Само же заявление начальника буфета о том, что хуже, чем у него – быть не может, есть просто гордыня, поскольку краевизна сия не проходит по миру явно, но довлеет сподобившимся тому душам, ну а выведение ее в мир прямо говорит лишь о пристрастии хозяина лавочки к витанию в эмпиреях. Чего ему не запретить, но и следовать за ним неохота.

Еще в качестве рекламы упомяну наличие где-то на этажах ванны, где тоже неплохо, а капли из плохо притертого крана стрекочут по поверхности воды. Окна ванной выходят во двор; стекло покрашено белой масляной краской, но поскольку лежать в ванне и глядеть на окрестности еще приятнее, чем просто в ней лежать, то стекло расчищено – небольшими дозами, как зимой в трамвае. Так что если вытянуть шею, то видно и окрестности.

Которые тоже хороши, особенно в темное время: потолки в доме довольно высоки, лампочки – не слишком обремененные абажурами и т.п. – болтаются так, что угол падения света вниз весьма острый, и все шесть этажей укладываются окнами во двор, так что, лежа в воде можно видеть легко искаженную жизнь, происходящую сверху и повсюду. Особенно четкую на снегу.

Вернемся в исходный объект. Это – зал относительно прямоугольных размеров, сбоку стойка, а в торце сохранилось подобие эстрадки-сцены, то есть небольшое дощатое, в пол-локтя, возвышеньице, которое совершенно непонятно как использовали раньше. Наверно, с него рассказывали о международной политике. Теперь на подмостках неяркий фикус, два столика и живой еще пока еще радиоприемник: даже ламповый, являющийся тут серьезным источником звуков – вместе со стульями, скрипящими аки два мешка нахтигалей.

Что тут самое главное с точки зрения рекламы? То, что ни одному придурку тут в голову не приходит – прислушиваясь в тишине иной раз выпадающего мне одиночества к разговорам – не приходит в голову считать, что теперь с ним все в порядке. Факт сильный, но приведу его без комментария, а то хозяева еще более возгордятся тем, что хуже, чем у них, не бывает. Бывает – тем более, что мне здесь хорошо, а еще – тут и сухо, и тепло, особенно когда сидишь возле обогревателя, уведенного из трамвайно-троллейбусного парка: проводка к устройству подана, понятно, в обход счетчика.

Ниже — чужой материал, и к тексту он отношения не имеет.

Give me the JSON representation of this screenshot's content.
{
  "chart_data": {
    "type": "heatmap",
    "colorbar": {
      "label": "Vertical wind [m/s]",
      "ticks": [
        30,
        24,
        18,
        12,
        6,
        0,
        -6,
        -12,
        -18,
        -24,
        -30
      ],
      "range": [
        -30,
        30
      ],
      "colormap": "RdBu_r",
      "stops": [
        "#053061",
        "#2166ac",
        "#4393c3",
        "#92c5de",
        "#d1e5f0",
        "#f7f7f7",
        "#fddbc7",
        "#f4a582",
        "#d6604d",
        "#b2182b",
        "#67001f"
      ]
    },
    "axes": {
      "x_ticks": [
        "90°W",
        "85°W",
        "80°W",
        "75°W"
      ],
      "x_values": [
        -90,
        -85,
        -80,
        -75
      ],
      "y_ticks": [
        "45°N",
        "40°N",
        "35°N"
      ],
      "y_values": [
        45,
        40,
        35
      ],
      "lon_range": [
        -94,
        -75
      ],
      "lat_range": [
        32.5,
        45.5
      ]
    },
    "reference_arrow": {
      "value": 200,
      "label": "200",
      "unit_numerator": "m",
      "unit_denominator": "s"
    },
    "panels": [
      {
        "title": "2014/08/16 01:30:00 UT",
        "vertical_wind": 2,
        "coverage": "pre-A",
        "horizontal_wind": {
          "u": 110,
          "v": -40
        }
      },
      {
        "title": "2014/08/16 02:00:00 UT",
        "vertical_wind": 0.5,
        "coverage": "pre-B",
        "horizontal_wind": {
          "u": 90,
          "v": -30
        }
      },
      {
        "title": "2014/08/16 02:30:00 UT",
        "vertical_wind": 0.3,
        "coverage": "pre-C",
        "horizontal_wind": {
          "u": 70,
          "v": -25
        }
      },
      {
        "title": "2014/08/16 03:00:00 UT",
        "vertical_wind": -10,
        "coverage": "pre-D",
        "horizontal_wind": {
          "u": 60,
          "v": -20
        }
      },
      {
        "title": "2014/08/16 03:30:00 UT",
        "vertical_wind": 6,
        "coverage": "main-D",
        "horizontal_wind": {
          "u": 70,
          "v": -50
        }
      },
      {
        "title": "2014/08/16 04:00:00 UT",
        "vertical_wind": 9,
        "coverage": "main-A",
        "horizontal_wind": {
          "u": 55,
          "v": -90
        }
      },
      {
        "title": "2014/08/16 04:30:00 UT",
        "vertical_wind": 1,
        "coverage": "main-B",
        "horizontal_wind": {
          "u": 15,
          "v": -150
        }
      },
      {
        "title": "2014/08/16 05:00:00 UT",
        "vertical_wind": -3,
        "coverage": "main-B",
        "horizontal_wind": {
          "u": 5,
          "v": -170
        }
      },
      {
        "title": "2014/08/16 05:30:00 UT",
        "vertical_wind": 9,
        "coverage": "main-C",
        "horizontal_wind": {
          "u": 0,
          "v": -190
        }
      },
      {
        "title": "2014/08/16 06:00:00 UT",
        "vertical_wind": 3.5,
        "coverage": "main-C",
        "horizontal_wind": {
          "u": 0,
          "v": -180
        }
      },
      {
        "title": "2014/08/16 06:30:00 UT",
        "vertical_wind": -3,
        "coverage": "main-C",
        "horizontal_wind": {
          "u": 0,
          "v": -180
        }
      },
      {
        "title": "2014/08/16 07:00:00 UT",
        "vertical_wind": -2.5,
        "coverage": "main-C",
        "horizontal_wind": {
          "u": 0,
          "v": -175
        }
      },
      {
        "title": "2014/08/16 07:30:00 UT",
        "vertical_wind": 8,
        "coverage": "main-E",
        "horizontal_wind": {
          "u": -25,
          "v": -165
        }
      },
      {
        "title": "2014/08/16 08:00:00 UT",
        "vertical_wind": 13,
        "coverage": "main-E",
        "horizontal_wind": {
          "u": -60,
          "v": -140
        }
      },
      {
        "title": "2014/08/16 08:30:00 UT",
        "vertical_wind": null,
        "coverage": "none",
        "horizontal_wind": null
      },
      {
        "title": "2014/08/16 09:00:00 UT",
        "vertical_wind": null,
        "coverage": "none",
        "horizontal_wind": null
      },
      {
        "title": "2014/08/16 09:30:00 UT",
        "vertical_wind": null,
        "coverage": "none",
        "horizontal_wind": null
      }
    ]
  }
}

Понятно, что это устройство часто вышибает свет по всему помещению. Тогда наступает темнота, что тоже уместно. А смутно возникающий рассвет дает каждому шанс подумать об эфемерности бытия – о чем, конечно, говорится все в тех же представительских целях.

И еще тут есть еще всякие подвалы-лабиринты, – сложные ходы с переплетениями зелено-ржавых труб разного диаметра, покрытых бугорками влаги. Свет там плоховат, отчего посетитель, скрывшийся туда, чтобы в тени от приятелей пересчитать наличность, ошибется, и в результате все сильно напьются.

Хорошо бы дать что-то вроде списка лиц, имеющих обыкновение злоупотреблять этой точкой. Не дам – моим заказчикам придется тогда обеспечивать их постоянное присутствие, что напряжет обе стороны и сломает мою приязнь к месту. Но, собственно, в этом и проблема.

Как можно писать что-либо о чем-то, руководствуясь пристрастиями? Конечно, иначе-то и не стоит, с другой же – а ну как я описываю именно их, пристрастия, и они станут приманкой для тех, кому покажется, что так жить и в самом деле хорошо? Но – это же только с моих слов?